How do you stay up to date in your field? 

The library and information landscape is constantly changing, and I am relatively new to the profession; I try to learn something everyday. To that end, I read recent articles, use Twitter, check in with certain blogs, am a member of many listservs and several associations, talk to other librarians/mentors, and participate in webinars, workshops, and conferences.

What is your favourite part of library, archive, or information services work? 

Because our field is so diverse in terms of work, I would have to say that the variety of tasks I get to perform in a day, and all the wonderful people with whom I have the privilege of interacting, is my favourite aspect of work.

What are you reading or watching right now? 

Currently reading:

So You Want to Talk About Race by Ijeoma Oluo

The Politics of Theory and the Practice of Critical Librarianship, edited by #critlib rockstars Karen P. Nicolson & Maura Seale.

If you didn’t work in information services, what do you think you’d be doing? 

In my fantasy world, I’d be a published author travelling the world for research purposes. In reality, I’d likely be a sessional instructor and/or government services agent, as I was in my previous life.

What is the best career advice you’ve ever received? 

I have been fortunate to have several informal and formal mentors since before I began my education and career.

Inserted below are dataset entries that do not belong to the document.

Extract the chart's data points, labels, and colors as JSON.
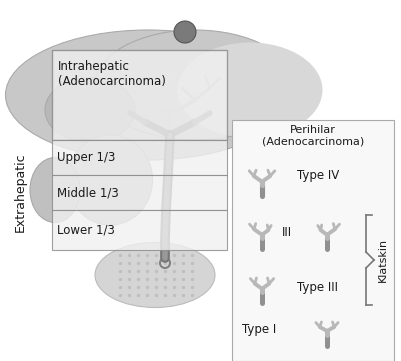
{
  "bg_color": "#ffffff",
  "text_color": "#1a1a1a",
  "liver_main_color": "#c8c8c8",
  "liver_edge": "#aaaaaa",
  "organ_color": "#d0d0d0",
  "organ_edge": "#aaaaaa",
  "duct_color_dark": "#808080",
  "duct_color_light": "#a0a0a0",
  "box_fill": "#f0f0f0",
  "box_edge": "#888888",
  "branch_fill": "#b8b8b8",
  "branch_edge": "#909090",
  "klatskin_bracket": "#888888",
  "label_intrahepatic": "Intrahepatic\n(Adenocarcinoma)",
  "label_extrahepatic": "Extrahepatic",
  "label_upper": "Upper 1/3",
  "label_middle": "Middle 1/3",
  "label_lower": "Lower 1/3",
  "label_perihilar": "Perihilar\n(Adenocarcinoma)",
  "label_klatskin": "Klatskin",
  "label_type_iv": "Type IV",
  "label_type_iii_label": "III",
  "label_type_iii": "Type III",
  "label_type_i": "Type I"
}
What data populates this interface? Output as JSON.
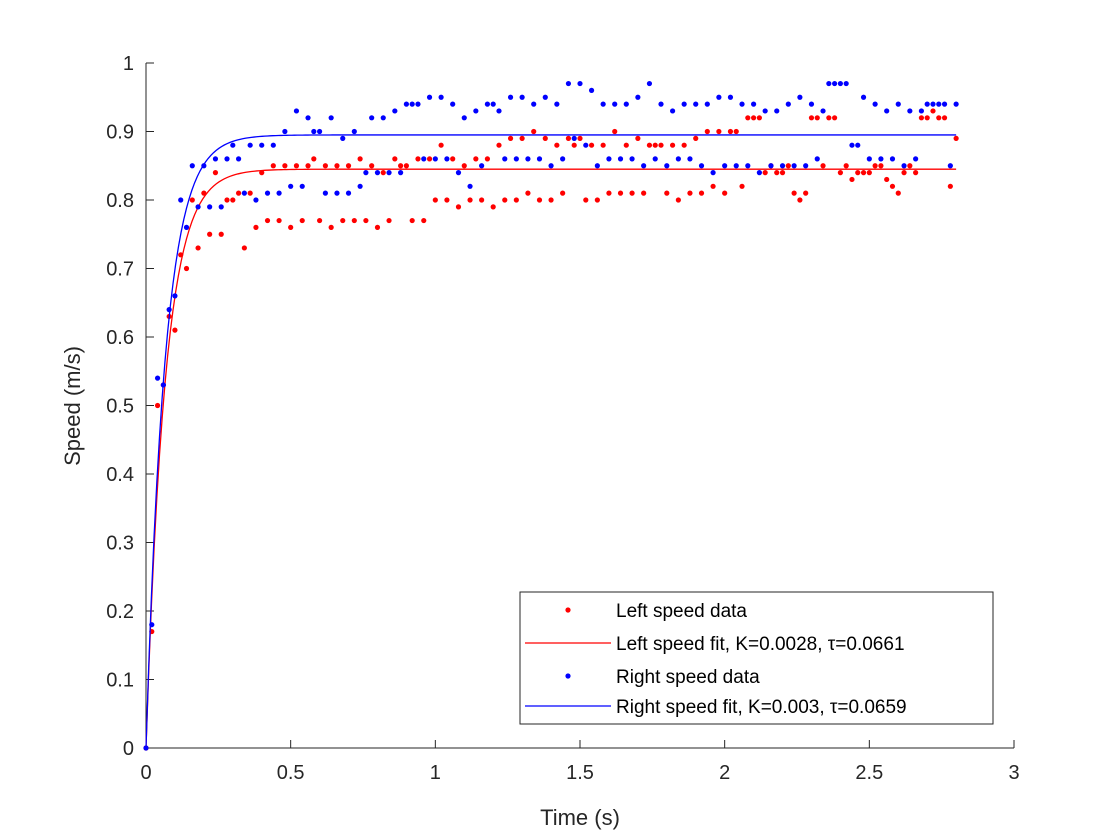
{
  "chart_data": {
    "type": "scatter",
    "title": "",
    "xlabel": "Time (s)",
    "ylabel": "Speed (m/s)",
    "xlim": [
      0,
      3
    ],
    "ylim": [
      0,
      1
    ],
    "x_ticks": [
      "0",
      "0.5",
      "1",
      "1.5",
      "2",
      "2.5",
      "3"
    ],
    "y_ticks": [
      "0",
      "0.1",
      "0.2",
      "0.3",
      "0.4",
      "0.5",
      "0.6",
      "0.7",
      "0.8",
      "0.9",
      "1"
    ],
    "grid": false,
    "legend_position": "bottom-right",
    "colors": {
      "left": "#ff0000",
      "right": "#0000ff",
      "axis": "#262626"
    },
    "series": [
      {
        "name": "Left speed data",
        "kind": "points",
        "color": "#ff0000",
        "x": [
          0,
          0.02,
          0.04,
          0.06,
          0.08,
          0.1,
          0.12,
          0.14,
          0.16,
          0.18,
          0.2,
          0.22,
          0.24,
          0.26,
          0.28,
          0.3,
          0.32,
          0.34,
          0.36,
          0.38,
          0.4,
          0.42,
          0.44,
          0.46,
          0.48,
          0.5,
          0.52,
          0.54,
          0.56,
          0.58,
          0.6,
          0.62,
          0.64,
          0.66,
          0.68,
          0.7,
          0.72,
          0.74,
          0.76,
          0.78,
          0.8,
          0.82,
          0.84,
          0.86,
          0.88,
          0.9,
          0.92,
          0.94,
          0.96,
          0.98,
          1.0,
          1.02,
          1.04,
          1.06,
          1.08,
          1.1,
          1.12,
          1.14,
          1.16,
          1.18,
          1.2,
          1.22,
          1.24,
          1.26,
          1.28,
          1.3,
          1.32,
          1.34,
          1.36,
          1.38,
          1.4,
          1.42,
          1.44,
          1.46,
          1.48,
          1.5,
          1.52,
          1.54,
          1.56,
          1.58,
          1.6,
          1.62,
          1.64,
          1.66,
          1.68,
          1.7,
          1.72,
          1.74,
          1.76,
          1.78,
          1.8,
          1.82,
          1.84,
          1.86,
          1.88,
          1.9,
          1.92,
          1.94,
          1.96,
          1.98,
          2.0,
          2.02,
          2.04,
          2.06,
          2.08,
          2.1,
          2.12,
          2.14,
          2.16,
          2.18,
          2.2,
          2.22,
          2.24,
          2.26,
          2.28,
          2.3,
          2.32,
          2.34,
          2.36,
          2.38,
          2.4,
          2.42,
          2.44,
          2.46,
          2.48,
          2.5,
          2.52,
          2.54,
          2.56,
          2.58,
          2.6,
          2.62,
          2.64,
          2.66,
          2.68,
          2.7,
          2.72,
          2.74,
          2.76,
          2.78,
          2.8
        ],
        "y": [
          0,
          0.17,
          0.5,
          0.53,
          0.63,
          0.61,
          0.72,
          0.7,
          0.8,
          0.73,
          0.81,
          0.75,
          0.84,
          0.75,
          0.8,
          0.8,
          0.81,
          0.73,
          0.81,
          0.76,
          0.84,
          0.77,
          0.85,
          0.77,
          0.85,
          0.76,
          0.85,
          0.77,
          0.85,
          0.86,
          0.77,
          0.85,
          0.76,
          0.85,
          0.77,
          0.85,
          0.77,
          0.86,
          0.77,
          0.85,
          0.76,
          0.84,
          0.77,
          0.86,
          0.85,
          0.85,
          0.77,
          0.86,
          0.77,
          0.86,
          0.8,
          0.88,
          0.8,
          0.86,
          0.79,
          0.85,
          0.8,
          0.86,
          0.8,
          0.86,
          0.79,
          0.88,
          0.8,
          0.89,
          0.8,
          0.89,
          0.81,
          0.9,
          0.8,
          0.89,
          0.8,
          0.88,
          0.81,
          0.89,
          0.88,
          0.89,
          0.8,
          0.88,
          0.8,
          0.88,
          0.81,
          0.9,
          0.81,
          0.88,
          0.81,
          0.89,
          0.81,
          0.88,
          0.88,
          0.88,
          0.81,
          0.88,
          0.8,
          0.88,
          0.81,
          0.89,
          0.81,
          0.9,
          0.82,
          0.9,
          0.81,
          0.9,
          0.9,
          0.82,
          0.92,
          0.92,
          0.92,
          0.84,
          0.85,
          0.84,
          0.84,
          0.85,
          0.81,
          0.8,
          0.81,
          0.92,
          0.92,
          0.85,
          0.92,
          0.92,
          0.84,
          0.85,
          0.83,
          0.84,
          0.84,
          0.84,
          0.85,
          0.85,
          0.83,
          0.82,
          0.81,
          0.84,
          0.85,
          0.84,
          0.92,
          0.92,
          0.93,
          0.92,
          0.92,
          0.82,
          0.89
        ]
      },
      {
        "name": "Left speed fit, K=0.0028, τ=0.0661",
        "kind": "fit",
        "color": "#ff0000",
        "steady_state": 0.845,
        "tau": 0.0661,
        "x_range": [
          0,
          2.8
        ]
      },
      {
        "name": "Right speed data",
        "kind": "points",
        "color": "#0000ff",
        "x": [
          0,
          0.02,
          0.04,
          0.06,
          0.08,
          0.1,
          0.12,
          0.14,
          0.16,
          0.18,
          0.2,
          0.22,
          0.24,
          0.26,
          0.28,
          0.3,
          0.32,
          0.34,
          0.36,
          0.38,
          0.4,
          0.42,
          0.44,
          0.46,
          0.48,
          0.5,
          0.52,
          0.54,
          0.56,
          0.58,
          0.6,
          0.62,
          0.64,
          0.66,
          0.68,
          0.7,
          0.72,
          0.74,
          0.76,
          0.78,
          0.8,
          0.82,
          0.84,
          0.86,
          0.88,
          0.9,
          0.92,
          0.94,
          0.96,
          0.98,
          1.0,
          1.02,
          1.04,
          1.06,
          1.08,
          1.1,
          1.12,
          1.14,
          1.16,
          1.18,
          1.2,
          1.22,
          1.24,
          1.26,
          1.28,
          1.3,
          1.32,
          1.34,
          1.36,
          1.38,
          1.4,
          1.42,
          1.44,
          1.46,
          1.48,
          1.5,
          1.52,
          1.54,
          1.56,
          1.58,
          1.6,
          1.62,
          1.64,
          1.66,
          1.68,
          1.7,
          1.72,
          1.74,
          1.76,
          1.78,
          1.8,
          1.82,
          1.84,
          1.86,
          1.88,
          1.9,
          1.92,
          1.94,
          1.96,
          1.98,
          2.0,
          2.02,
          2.04,
          2.06,
          2.08,
          2.1,
          2.12,
          2.14,
          2.16,
          2.18,
          2.2,
          2.22,
          2.24,
          2.26,
          2.28,
          2.3,
          2.32,
          2.34,
          2.36,
          2.38,
          2.4,
          2.42,
          2.44,
          2.46,
          2.48,
          2.5,
          2.52,
          2.54,
          2.56,
          2.58,
          2.6,
          2.62,
          2.64,
          2.66,
          2.68,
          2.7,
          2.72,
          2.74,
          2.76,
          2.78,
          2.8
        ],
        "y": [
          0,
          0.18,
          0.54,
          0.53,
          0.64,
          0.66,
          0.8,
          0.76,
          0.85,
          0.79,
          0.85,
          0.79,
          0.86,
          0.79,
          0.86,
          0.88,
          0.86,
          0.81,
          0.88,
          0.8,
          0.88,
          0.81,
          0.88,
          0.81,
          0.9,
          0.82,
          0.93,
          0.82,
          0.92,
          0.9,
          0.9,
          0.81,
          0.92,
          0.81,
          0.89,
          0.81,
          0.9,
          0.82,
          0.84,
          0.92,
          0.84,
          0.92,
          0.84,
          0.93,
          0.84,
          0.94,
          0.94,
          0.94,
          0.86,
          0.95,
          0.86,
          0.95,
          0.86,
          0.94,
          0.84,
          0.92,
          0.82,
          0.93,
          0.85,
          0.94,
          0.94,
          0.93,
          0.86,
          0.95,
          0.86,
          0.95,
          0.86,
          0.94,
          0.86,
          0.95,
          0.85,
          0.94,
          0.86,
          0.97,
          0.89,
          0.97,
          0.88,
          0.96,
          0.85,
          0.94,
          0.86,
          0.94,
          0.86,
          0.94,
          0.86,
          0.95,
          0.85,
          0.97,
          0.86,
          0.94,
          0.85,
          0.93,
          0.86,
          0.94,
          0.86,
          0.94,
          0.85,
          0.94,
          0.84,
          0.95,
          0.85,
          0.95,
          0.85,
          0.94,
          0.85,
          0.94,
          0.84,
          0.93,
          0.85,
          0.93,
          0.85,
          0.94,
          0.85,
          0.95,
          0.85,
          0.94,
          0.86,
          0.93,
          0.97,
          0.97,
          0.97,
          0.97,
          0.88,
          0.88,
          0.95,
          0.86,
          0.94,
          0.86,
          0.93,
          0.86,
          0.94,
          0.85,
          0.93,
          0.86,
          0.93,
          0.94,
          0.94,
          0.94,
          0.94,
          0.85,
          0.94
        ]
      },
      {
        "name": "Right speed fit, K=0.003, τ=0.0659",
        "kind": "fit",
        "color": "#0000ff",
        "steady_state": 0.895,
        "tau": 0.0659,
        "x_range": [
          0,
          2.8
        ]
      }
    ],
    "legend": {
      "entries": [
        {
          "label": "Left speed data",
          "marker": "dot",
          "color": "#ff0000"
        },
        {
          "label": "Left speed fit, K=0.0028, τ=0.0661",
          "marker": "line",
          "color": "#ff0000"
        },
        {
          "label": "Right speed data",
          "marker": "dot",
          "color": "#0000ff"
        },
        {
          "label": "Right speed fit, K=0.003, τ=0.0659",
          "marker": "line",
          "color": "#0000ff"
        }
      ]
    }
  }
}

Advice on presenting and publishing my work has been super helpful, as has the support to try new approaches to teaching and learning. Finally, I was encouraged to step up and chair a national association subcommittee whose members are all ultra sharp and experienced – win-win for me.

Overall, if I may, I’d like to suggest mentorship is key in this profession (however you come upon it). Buy someone you respect a coffee – you won’t likely regret it.

What is the coolest thing in your office or on your desk? 

The coolest thing that will be in my office is currently not in my office: I bought a Christi Belcourt print, “Messengers of Renewal,” with money I received when I graduated from the MLIS but it’s hanging over the dining room table until I have a permanent gig. It’s a great reminder of all the work that went into getting me here, and the importance of so many people’s labour in the greater effort to empower and inform.

What makes you passionate about library work? 

Helping people is my jam! Library and information work is all about (or should be) helping one another. The University of Alberta’s promise is expressed as “Uplifting the Whole People,” and I believe library work is integral to this goal both within and outside that particular institution. Libraries can transform lives and I am passionate about that.

Why do you think library work is important? 

Library, archives, and information work is important for many reasons, not the least of which I have mentioned above. We are a loosely knit network of people who, ostensibly, believe in the power and importance of information; how this plays out varies across the planet, culture, library-type, information source, and job description.